Description
The Human Shore is an accomplished collection of poems both grittily real and spiritual, the follow-up to Russell Thornton's critically acclaimed House Built of Rain. Whether describing a tidal wave, a train yard, or the ravaging effects of a wildfire, Thornton's work is arresting and masterful. The poet covers a wide variety of places and subjects, including a woman and her child in Thessaloniki, rats in a basement, a BC river "grind[ing] mountains down to tears" and catacombs in Lima, where "human corpses were bulldozed / tumbling over and under one another like adult rag dolls."

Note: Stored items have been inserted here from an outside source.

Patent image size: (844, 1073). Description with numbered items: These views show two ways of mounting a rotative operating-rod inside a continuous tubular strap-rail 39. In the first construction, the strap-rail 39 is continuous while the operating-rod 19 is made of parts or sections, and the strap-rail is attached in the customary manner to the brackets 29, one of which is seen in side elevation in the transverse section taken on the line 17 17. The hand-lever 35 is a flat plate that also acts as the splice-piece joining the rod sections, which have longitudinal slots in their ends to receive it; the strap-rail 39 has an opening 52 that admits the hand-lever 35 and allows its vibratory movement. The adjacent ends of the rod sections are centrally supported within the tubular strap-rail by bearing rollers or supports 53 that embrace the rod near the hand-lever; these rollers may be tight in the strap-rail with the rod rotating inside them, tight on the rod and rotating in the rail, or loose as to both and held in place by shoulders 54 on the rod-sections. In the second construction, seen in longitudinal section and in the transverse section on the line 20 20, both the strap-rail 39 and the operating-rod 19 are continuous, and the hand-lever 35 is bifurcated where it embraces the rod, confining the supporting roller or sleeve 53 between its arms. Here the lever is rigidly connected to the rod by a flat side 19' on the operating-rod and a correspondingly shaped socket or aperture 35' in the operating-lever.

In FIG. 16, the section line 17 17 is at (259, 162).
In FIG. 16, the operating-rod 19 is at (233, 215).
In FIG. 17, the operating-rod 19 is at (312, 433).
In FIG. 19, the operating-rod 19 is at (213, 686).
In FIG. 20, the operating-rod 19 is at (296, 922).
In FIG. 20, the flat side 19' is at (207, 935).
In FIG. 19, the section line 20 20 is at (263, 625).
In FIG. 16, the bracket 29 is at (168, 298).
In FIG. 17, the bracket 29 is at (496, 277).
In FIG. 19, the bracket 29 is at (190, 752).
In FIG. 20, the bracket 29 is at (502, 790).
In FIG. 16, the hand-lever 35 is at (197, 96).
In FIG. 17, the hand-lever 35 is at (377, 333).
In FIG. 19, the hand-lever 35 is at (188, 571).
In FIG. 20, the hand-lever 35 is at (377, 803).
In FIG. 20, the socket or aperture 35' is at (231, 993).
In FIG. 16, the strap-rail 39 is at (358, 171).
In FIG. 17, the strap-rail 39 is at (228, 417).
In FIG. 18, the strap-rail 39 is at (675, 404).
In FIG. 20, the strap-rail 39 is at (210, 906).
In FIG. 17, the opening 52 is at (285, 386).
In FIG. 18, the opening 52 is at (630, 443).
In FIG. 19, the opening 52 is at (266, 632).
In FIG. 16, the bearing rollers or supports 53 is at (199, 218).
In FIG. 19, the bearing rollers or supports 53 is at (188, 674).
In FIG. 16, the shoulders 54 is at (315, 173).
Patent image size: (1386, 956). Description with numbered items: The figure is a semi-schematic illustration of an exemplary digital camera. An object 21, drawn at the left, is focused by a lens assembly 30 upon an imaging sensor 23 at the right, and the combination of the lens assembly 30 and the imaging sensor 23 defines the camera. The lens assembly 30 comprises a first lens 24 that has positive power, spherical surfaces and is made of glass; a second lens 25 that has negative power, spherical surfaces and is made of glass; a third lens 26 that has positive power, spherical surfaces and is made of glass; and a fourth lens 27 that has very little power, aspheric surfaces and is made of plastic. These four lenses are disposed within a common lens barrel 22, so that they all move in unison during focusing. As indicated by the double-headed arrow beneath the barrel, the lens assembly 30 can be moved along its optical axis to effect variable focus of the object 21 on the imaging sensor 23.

Barry Dempster has called Thornton's poems "expansive, exquisitely detailed, eloquently transformative" and Patrick Lane deems them "impeccable in their craft." By turns elegant and shocking--and often both at once--The Human Shore, promises to leave an indelible mark on Canadian poetry.
About the author
Russell Thornton's books include The Fifth Window, A Tunisian Notebook, House Built of Rain (shortlisted for the BC Book Prizes' Dorothy Livesay Poetry Prize and the ReLit Award for poetry), The Human Shore, and his latest collection, Birds, Metals, Stones and Rain. He won the League of Canadian Poets National Contest in 2000 and The Fiddlehead's Ralph Gustafson Poetry Prize in 2009. His poetry has appeared in several anthologies, among them Rocksalt: An Anthology of Contemporary BC Poetry, Open Wide A Wilderness: Canadian Nature Poems, the Montreal International Poetry Prize 2011 Anthology, and Best Canadian Poetry in English 2012. His poems have twice been featured on Vancouver buses as part of BC's Poetry in Transit. For several years he divided his life between Vancouver and Aberystwyth, Wales, and then Salonica, Greece. For the past number of years he has lived where he was born and grew up, in North Vancouver.
Editorial Reviews
"Russell Thornton gently invites his readers to follow him through places like empty piers, backseats of taxicabs, boxcars, and a basement full of rats with his latest collection of poetry, The Human Shore. Thornton's work explodes over each page with beautiful metaphors and images. His writing style is one that demands attention from his reader, and rightfully so, because no reader could afford to overlook any aspect of Thornton's work. There is balance in his poetry and an understanding of people and lifestyles that usually get tucked away from public eye, such as drugs and sex-trade workers. ... Thornton's work is real, spiritual and reads like a friend writing a heartfelt letters that only you will read. I highly recommend Russell Thornton's The Human Shore to all the poetry readers out there who are interested in a book that will be read cover-to-cover many times. ... 5 out of 5."
--Taryn Hubbard, JIVE Magazine
JIVE
"Thornton often shows a Bishop-like attention to detail, giving painstaking descriptions of the object or site in question and of the precise circumstances and manner of his encounter with it. These poems, that is, ground us so firmly in the physical world that their excursions into more metaphysical realms feel not so much like flights from reality as deeper explorations of its essence."